Basın Kurulu, Çağdaş Gazeteciler Derneği, Disk Basın-İş, Gazeteciler Cemiyeti (Ankara), Haber-Sen, İzmir Gazeteciler Cemiyeti, Türkiye Gazeteciler Sendikası’nın yer aldığı Medya Dayanışma Kümesi, ‘Türkiye otokrasiyi hak etmiyor’ başlığıyla bir bildiri yayınlayarak medyada son periyotta baskı ve yaşanan meselelere vurgu yaptı.
Dezenformasyondan, medyada son devirde yaşanan baskılara kadar birçok mevzunun ele alındığı bildiride; TELE 1 Genel Yayın Direktörü Merdan Yanardağ’ın tutuklanması ile televizyon ve gazetelere verilen cezalara da dikkat çekildi.
Medya Dayanışma Kümesi tarafından yapılan açıklama şöyle:
“Medya Dayanışma Kümesi olarak ülkemizdeki seçim devri ve sonrasındaki antidemokratik gelişmelerden çok önemli tasa duyuyoruz. Dozu giderek artan, ülkeyi kutuplaştıran, iktidara eleştirel bakan tüm toplum katmanlarını, her türlü kanıyı ve bilhassa giderek daralan medya tabir alanını ötekileştiren, kısırlaştırmaya çalışan ve amaç tahtasına oturtan uygulamalara karşı her türlü ortak çalışmaya devam edeceğimizi bir sefer daha vurguluyoruz
“HER TÜRLÜ YERGİNİN VE TENKİDİN ŞEYTANLAŞTIRILMASI OTOKRATİKLEŞMENİN BİR GÖSTERGESİDİR”
İfade ve basın özgürlüğü halkın şuurlu tercih yaparak demokratik yönetişime katılmasını sağlamayı amaçlamaktadır.

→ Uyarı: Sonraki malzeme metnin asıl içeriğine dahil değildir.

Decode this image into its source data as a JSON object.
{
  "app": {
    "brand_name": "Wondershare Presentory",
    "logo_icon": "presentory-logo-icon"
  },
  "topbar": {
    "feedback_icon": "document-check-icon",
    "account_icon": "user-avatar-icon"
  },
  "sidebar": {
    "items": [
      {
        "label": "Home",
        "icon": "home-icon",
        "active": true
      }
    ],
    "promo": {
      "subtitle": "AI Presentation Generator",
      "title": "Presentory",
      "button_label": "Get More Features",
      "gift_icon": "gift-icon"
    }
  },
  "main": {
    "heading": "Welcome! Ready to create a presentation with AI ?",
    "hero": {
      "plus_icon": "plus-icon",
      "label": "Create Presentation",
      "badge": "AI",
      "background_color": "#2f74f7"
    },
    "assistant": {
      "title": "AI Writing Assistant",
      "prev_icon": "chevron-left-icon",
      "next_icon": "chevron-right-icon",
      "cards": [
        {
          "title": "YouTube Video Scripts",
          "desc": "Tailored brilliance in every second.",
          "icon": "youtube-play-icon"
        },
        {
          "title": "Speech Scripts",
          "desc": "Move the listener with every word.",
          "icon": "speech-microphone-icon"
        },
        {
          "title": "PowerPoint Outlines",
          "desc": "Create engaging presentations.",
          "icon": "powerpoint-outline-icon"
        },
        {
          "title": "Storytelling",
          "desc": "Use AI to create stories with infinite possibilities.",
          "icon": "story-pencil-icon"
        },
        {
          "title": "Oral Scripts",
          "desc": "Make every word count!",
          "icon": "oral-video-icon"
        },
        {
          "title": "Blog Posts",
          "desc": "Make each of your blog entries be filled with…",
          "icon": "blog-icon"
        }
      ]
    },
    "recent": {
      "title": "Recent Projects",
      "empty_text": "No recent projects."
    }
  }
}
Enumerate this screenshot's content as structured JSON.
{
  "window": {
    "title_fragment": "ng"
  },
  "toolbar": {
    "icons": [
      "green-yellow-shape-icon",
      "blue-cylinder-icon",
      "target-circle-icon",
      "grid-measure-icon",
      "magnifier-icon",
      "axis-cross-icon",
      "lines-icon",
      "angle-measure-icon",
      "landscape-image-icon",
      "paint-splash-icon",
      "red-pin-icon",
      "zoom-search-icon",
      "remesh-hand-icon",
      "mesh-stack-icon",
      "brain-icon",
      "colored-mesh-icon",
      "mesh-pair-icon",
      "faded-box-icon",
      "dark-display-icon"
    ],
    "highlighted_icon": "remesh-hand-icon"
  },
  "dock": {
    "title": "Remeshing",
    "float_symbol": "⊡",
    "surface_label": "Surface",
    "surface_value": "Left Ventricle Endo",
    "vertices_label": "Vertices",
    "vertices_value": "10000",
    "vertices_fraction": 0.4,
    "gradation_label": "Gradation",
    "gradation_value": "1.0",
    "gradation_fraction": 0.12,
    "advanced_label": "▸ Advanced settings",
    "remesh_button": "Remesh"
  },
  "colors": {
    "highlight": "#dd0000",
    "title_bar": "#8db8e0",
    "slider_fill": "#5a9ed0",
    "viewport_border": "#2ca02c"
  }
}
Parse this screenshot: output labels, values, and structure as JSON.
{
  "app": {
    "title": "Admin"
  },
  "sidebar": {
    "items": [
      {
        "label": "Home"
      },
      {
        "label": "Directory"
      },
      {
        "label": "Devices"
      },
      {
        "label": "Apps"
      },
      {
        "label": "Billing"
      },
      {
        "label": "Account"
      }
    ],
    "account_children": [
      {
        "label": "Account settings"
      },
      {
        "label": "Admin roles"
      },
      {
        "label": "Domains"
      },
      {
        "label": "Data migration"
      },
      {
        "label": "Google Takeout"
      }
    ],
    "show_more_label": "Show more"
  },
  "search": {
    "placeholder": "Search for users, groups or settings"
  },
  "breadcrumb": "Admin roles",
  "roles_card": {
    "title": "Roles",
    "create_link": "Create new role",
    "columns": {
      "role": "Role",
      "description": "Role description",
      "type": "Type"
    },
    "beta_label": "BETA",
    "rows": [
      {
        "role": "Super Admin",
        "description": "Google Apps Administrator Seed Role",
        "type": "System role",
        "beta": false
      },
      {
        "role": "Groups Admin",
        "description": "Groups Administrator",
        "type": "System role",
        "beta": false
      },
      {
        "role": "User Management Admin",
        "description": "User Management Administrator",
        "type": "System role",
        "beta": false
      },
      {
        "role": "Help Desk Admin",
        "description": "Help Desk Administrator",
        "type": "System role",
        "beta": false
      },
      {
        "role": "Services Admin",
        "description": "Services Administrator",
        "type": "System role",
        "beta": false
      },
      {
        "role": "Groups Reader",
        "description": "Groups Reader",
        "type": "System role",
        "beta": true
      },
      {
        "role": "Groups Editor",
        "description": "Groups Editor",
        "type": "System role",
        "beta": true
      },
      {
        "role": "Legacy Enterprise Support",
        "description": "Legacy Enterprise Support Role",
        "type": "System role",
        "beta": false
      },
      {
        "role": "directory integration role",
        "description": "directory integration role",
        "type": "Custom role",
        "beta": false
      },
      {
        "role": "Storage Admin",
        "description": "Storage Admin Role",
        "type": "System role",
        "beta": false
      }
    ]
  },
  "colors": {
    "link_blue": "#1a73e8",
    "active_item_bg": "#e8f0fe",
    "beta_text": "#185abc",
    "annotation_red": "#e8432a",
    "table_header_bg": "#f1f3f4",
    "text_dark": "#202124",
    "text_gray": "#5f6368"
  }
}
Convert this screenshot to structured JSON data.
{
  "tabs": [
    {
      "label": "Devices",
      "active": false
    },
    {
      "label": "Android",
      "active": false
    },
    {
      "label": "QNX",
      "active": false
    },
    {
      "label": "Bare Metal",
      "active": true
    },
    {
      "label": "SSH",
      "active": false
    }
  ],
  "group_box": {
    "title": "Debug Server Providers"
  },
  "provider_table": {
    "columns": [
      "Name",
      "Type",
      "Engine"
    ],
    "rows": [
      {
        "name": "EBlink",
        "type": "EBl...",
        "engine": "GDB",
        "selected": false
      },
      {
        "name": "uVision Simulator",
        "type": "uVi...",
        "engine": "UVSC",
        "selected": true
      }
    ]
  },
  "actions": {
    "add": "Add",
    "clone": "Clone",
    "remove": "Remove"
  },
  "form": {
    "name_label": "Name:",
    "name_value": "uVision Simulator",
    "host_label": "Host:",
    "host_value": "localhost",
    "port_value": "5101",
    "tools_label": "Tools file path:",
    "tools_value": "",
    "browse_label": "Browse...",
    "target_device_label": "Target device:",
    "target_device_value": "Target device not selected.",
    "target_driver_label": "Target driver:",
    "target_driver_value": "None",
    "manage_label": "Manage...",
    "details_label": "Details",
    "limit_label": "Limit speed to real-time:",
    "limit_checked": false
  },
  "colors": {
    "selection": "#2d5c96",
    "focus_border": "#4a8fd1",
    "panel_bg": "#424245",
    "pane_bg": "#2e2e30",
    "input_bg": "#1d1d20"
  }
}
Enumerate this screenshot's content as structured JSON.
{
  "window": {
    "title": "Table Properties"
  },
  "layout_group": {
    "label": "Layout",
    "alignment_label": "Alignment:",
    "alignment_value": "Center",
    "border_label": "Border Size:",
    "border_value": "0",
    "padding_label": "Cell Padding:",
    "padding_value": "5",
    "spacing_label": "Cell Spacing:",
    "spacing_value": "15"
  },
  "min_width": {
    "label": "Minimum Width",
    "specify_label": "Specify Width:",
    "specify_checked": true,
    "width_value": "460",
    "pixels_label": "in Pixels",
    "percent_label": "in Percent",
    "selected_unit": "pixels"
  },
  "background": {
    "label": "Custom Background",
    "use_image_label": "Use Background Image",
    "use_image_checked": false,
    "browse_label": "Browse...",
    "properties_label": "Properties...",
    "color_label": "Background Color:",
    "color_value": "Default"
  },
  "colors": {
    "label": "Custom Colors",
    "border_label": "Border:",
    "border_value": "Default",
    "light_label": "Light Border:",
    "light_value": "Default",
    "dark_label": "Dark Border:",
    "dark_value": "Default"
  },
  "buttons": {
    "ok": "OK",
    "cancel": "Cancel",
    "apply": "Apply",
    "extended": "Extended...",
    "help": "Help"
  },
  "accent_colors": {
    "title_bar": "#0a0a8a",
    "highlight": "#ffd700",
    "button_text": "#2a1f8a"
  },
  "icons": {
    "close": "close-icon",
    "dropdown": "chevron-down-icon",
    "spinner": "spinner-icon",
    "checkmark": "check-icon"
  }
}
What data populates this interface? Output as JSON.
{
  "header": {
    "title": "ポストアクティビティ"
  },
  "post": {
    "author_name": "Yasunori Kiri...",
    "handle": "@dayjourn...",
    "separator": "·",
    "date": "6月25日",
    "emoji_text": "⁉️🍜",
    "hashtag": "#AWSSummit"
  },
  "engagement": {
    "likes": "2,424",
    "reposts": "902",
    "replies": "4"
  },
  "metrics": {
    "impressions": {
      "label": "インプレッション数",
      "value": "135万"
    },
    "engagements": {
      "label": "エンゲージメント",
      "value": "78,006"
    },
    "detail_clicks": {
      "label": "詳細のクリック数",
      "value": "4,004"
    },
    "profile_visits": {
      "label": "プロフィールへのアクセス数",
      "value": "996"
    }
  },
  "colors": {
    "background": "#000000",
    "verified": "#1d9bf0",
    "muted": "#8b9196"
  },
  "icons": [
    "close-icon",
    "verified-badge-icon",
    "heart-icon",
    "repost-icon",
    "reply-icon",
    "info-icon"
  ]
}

Bu nedenle de tüm demokrasilerde ve demokratikleşmeyi amaçlayan idare sistemlerinde söz ve basın özgürlüğü yaşamsal değerde görülmüş ve müdafaa altına alınmıştır. Ülkemizde özgürlüklerin yalnızca ‘övme özgürlüğü’ ile sonlandırılması, her türlü yerginin ve tenkidin şeytanlaştırılması otokratikleşmenin bir göstergesidir. Türkiye bu durumu asla hak etmemektedir.
“ÜST KONSEYLERİN CEZALANDIRMA ORGANINA DÖNÜŞMESİ VARLIK HEDEFLERİNE AYKIRI”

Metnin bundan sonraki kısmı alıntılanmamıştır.